The Special Prosecutor nominee, Mr. Kissi Agyebeng, has indicated that he cannot stop corruption in Ghana but will instead make the practice unattractive for individuals with an appetite for corruption.

“My strategy is that Honourable Chair, I’m not naïve to assume that I’m coming to stop corruption. There is no way I can stop corruption. God himself will not even acclaim to that. But I’m going to make corruption very costly; very, very costly to engage in, in terms of conflict of interest,” he said.

Speaking during his vetting in Parliament on Thursday, July 22, 2021, Mr. Agyebeng stated that he would put in place the right systems that will help check corruption.

Answering a question from the Tamale South Member of Parliament, Haruna Iddrisu, who sought to find out the strategies that will be used to deal particularly with conflict of interest, Mr.
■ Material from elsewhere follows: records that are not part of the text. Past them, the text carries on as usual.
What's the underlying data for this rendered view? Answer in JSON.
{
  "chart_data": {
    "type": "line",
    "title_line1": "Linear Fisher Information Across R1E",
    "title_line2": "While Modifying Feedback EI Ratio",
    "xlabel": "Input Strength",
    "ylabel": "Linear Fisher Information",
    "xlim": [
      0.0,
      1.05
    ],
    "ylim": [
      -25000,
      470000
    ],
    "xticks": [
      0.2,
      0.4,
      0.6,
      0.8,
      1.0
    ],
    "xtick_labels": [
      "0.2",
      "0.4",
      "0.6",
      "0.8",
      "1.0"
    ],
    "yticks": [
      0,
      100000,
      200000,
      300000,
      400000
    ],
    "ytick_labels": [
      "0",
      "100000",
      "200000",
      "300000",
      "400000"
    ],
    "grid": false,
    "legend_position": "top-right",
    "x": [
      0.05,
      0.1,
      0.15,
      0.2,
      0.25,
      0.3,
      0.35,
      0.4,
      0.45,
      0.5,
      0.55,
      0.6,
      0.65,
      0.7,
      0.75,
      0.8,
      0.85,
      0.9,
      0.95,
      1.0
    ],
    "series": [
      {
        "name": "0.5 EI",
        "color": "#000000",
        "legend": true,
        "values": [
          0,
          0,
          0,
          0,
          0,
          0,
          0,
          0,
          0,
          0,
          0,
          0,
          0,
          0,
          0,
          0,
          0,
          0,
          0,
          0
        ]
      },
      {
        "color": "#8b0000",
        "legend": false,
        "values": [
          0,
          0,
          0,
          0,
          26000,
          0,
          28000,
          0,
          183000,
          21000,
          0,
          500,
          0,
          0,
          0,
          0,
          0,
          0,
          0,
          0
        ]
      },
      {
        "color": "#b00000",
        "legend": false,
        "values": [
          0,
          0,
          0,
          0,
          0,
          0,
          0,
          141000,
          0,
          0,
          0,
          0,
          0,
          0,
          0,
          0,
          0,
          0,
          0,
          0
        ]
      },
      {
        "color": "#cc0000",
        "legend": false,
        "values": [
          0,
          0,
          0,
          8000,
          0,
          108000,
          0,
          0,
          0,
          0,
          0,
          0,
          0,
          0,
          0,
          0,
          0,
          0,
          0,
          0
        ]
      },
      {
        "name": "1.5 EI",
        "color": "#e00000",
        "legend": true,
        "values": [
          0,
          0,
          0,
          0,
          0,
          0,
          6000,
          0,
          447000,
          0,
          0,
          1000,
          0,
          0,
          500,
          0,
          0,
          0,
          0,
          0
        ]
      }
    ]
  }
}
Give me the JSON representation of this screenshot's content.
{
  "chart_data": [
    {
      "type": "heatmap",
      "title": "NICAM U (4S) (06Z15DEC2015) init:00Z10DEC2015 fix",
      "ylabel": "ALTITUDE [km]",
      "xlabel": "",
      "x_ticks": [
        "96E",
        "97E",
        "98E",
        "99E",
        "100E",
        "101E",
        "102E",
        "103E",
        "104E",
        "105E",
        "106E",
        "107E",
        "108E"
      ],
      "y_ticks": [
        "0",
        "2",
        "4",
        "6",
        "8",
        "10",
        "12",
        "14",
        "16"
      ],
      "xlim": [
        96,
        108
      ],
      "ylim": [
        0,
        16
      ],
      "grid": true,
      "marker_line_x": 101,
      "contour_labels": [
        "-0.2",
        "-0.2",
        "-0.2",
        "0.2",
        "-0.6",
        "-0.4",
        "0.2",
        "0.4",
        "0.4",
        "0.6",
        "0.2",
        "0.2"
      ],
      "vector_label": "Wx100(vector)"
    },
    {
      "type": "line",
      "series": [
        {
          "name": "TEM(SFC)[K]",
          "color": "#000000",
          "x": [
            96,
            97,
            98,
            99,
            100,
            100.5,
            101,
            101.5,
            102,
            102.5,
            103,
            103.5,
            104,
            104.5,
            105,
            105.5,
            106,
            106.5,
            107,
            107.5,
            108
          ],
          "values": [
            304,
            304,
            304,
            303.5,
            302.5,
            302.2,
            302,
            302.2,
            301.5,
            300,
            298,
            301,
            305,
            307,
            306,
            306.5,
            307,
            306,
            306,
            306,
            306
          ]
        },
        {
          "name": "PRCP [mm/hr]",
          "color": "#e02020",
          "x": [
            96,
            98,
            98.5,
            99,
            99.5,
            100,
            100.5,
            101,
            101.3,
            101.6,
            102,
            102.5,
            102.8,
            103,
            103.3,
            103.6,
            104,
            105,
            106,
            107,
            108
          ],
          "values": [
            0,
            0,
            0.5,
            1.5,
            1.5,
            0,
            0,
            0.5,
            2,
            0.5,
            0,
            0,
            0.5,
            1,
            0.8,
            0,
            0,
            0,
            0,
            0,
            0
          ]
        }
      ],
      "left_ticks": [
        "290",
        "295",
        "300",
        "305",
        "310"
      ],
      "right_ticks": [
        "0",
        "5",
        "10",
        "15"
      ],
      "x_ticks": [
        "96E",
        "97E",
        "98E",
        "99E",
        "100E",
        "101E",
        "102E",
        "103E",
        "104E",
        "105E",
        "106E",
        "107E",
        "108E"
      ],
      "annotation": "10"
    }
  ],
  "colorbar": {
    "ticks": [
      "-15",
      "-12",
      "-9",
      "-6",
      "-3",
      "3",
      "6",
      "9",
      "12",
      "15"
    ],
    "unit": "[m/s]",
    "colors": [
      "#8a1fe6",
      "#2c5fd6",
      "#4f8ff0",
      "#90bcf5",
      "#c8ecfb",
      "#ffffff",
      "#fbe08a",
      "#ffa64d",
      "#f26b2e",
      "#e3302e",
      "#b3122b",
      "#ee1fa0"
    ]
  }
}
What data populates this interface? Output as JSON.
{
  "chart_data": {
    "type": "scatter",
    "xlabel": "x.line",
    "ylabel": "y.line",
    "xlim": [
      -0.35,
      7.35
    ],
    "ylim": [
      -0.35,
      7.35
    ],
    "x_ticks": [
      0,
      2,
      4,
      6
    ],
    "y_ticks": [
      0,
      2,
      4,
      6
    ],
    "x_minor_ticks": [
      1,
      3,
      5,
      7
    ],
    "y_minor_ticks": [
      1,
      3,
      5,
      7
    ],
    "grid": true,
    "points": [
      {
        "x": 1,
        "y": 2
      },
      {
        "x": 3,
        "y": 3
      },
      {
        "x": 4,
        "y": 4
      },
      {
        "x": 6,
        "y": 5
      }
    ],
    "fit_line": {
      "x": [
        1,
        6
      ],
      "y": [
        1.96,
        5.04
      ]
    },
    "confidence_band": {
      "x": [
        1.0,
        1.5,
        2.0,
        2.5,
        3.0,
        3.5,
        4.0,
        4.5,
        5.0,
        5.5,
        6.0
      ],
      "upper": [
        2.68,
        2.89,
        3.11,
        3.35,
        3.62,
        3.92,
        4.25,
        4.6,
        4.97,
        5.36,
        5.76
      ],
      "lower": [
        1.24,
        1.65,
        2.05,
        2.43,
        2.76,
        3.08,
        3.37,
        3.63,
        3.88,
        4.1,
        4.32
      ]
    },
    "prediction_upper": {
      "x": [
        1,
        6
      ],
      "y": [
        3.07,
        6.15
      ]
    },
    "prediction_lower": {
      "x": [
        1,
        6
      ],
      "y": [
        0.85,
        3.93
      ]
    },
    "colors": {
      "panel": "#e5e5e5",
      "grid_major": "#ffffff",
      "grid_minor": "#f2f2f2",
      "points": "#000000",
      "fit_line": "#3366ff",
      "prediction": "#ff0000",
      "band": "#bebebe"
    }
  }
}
Agyebeng said corruption is something that God himself cannot claim to stop.

However, for him, the best antidote to deal with the practice was to make it a risky venture for people who engage in the act.

“I am not naive to assume that I am coming to stop corruption. There’s no way I can stop corruption. God himself will not acclaim to that but, I am going to make corruption very costly to engage in.”

“First, I am going to institute what I call ‘Pressure for Progress’ and in this quest, there will be a systemic review of all public sector institutions and the development of integrity plans.”

According to the Special Prosecutor nominee, when given the nod, he will institute a new policy called “Pressure for Progress”, under which “there will be a systemic review of all public agencies; public sector institutions and the development of integrity plan.”

Mr. Agyebeng explained that with the Pressure for Progress policy, the SP office should be able to establish its own corruption perception index whereby state agencies can be ranked based on certain corruption indicators.

“First, I am going to institute what I call ‘Pressure for Progress’ and in this quest, there will be a systemic review of all public sector institutions and the development of integrity plans.”

He said: “Why can’t we have our own corruption perception index, for instance? why can’t I rank public sector agencies against each other? And at the end of the year, publicize the results as to which institution is performing well and which institution is not performing well. In that point, if ahead of an institution… and persistently your institution is drawing the short straw in terms of perception of corruption from the point of view of experts, from the point of view of the business people, you will sit up”.